SpongeBob: Here they come!
(A large pileup of boats is in front of the Krusty Krab now)
SpongeBob: Mr. Krabs will be so excited! (Enters Krusty Krab) We did it, Mr. Krabs! Soon you'll have more customers than you'll know what to do with!
Squidward: It's about time! (throws money and spatula down) Where have you been? I'm outta here. (Throws hat on ground and leaves Krusty Krab)
Mr. Krabs: Fire up the grill, laddie, and get ready for customers! And Patrick, buy something or get out.
(Fish grunting and yelling outside)
SpongeBob: Oh boy! Here they come!
(Fish yelling "Tear it down")
SpongeBob: But they're not happy. We're being boarded! Help me hold the door shut.
Lou (Customer #2): Hey! The door's blocked!

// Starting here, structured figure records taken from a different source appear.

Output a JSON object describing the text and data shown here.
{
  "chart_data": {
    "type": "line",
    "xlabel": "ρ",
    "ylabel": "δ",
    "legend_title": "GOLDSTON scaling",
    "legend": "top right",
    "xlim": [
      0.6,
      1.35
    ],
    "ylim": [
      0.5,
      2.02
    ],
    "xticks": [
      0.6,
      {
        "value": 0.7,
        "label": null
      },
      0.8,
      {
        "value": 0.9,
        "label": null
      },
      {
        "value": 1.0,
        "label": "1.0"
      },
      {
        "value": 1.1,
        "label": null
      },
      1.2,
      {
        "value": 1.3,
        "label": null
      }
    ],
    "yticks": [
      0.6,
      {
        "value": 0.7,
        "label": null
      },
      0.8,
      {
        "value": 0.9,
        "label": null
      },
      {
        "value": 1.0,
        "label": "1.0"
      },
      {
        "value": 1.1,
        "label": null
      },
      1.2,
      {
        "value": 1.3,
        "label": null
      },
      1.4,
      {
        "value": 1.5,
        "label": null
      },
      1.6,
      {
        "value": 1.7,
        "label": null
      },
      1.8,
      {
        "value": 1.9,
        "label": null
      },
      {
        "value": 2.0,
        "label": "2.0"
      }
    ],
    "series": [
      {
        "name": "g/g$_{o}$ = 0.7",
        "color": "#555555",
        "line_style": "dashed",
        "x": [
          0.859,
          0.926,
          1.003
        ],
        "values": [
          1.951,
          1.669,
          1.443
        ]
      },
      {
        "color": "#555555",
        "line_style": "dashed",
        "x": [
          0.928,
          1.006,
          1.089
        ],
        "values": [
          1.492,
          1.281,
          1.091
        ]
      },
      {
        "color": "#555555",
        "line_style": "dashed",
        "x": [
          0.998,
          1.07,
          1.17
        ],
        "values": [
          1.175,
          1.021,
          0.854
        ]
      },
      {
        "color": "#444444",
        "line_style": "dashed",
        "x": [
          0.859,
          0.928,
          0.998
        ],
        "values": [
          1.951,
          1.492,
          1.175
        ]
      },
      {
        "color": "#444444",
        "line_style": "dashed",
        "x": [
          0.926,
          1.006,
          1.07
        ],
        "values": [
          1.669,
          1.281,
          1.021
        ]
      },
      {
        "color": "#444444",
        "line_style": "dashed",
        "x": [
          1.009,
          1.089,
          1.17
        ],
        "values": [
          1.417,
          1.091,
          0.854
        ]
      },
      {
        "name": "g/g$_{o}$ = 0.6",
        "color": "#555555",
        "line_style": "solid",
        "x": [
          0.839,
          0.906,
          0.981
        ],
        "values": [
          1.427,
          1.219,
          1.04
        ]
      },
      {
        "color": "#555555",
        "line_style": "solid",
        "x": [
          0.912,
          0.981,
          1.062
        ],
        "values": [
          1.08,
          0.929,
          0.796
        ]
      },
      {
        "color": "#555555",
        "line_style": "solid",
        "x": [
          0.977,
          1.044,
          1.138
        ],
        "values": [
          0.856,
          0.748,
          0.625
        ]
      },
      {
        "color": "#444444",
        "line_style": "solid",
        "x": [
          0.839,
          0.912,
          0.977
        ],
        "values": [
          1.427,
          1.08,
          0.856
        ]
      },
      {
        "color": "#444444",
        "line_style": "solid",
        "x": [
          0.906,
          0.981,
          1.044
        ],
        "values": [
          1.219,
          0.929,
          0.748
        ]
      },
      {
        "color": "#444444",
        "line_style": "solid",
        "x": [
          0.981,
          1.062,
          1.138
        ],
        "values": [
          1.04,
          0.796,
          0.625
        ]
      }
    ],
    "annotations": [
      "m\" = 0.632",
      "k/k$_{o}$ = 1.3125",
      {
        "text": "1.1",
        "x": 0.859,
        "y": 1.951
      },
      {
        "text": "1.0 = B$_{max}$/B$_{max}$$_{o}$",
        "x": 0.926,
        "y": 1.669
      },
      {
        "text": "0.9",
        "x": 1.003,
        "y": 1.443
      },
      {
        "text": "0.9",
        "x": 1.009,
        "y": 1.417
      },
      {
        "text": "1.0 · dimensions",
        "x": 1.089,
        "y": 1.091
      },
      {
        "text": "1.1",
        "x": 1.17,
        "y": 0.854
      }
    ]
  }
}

Mr. Krabs: (Seeing the last customer he needs) Hmmm... (gasp) That's him! Let him in. It's the last one percent. (Picks up SpongeBob and Patrick and throws them behind) Come on, sir. (grabs customer) Gotcha!
(SpongeBob and Patrick getting thrown around. Customers yelling. Mr. Krabs and the customer go up the watch tower)
Customer #3: What are we doing up here?
Mr. Krabs: (Holding customer's mouth shut) Shh shh shhh shhh shhh shhhhh. Let's... saver the moment. (tying napkin around customer) Hold still. Hungry?
Customer #3: I guess so.
Mr. Krabs: Try... this. (Holds up Krabby Patty)
Customer #3: (Takes Krabby Patty) A Krabby Patty? I've never had one before. (Takes bite)
Mr. Krabs: That'll be twenty bucks.
(Customer rolls eyes and hands him twenty bucks)
Mr. Krabs: Boy, this advertising campaign really paid off!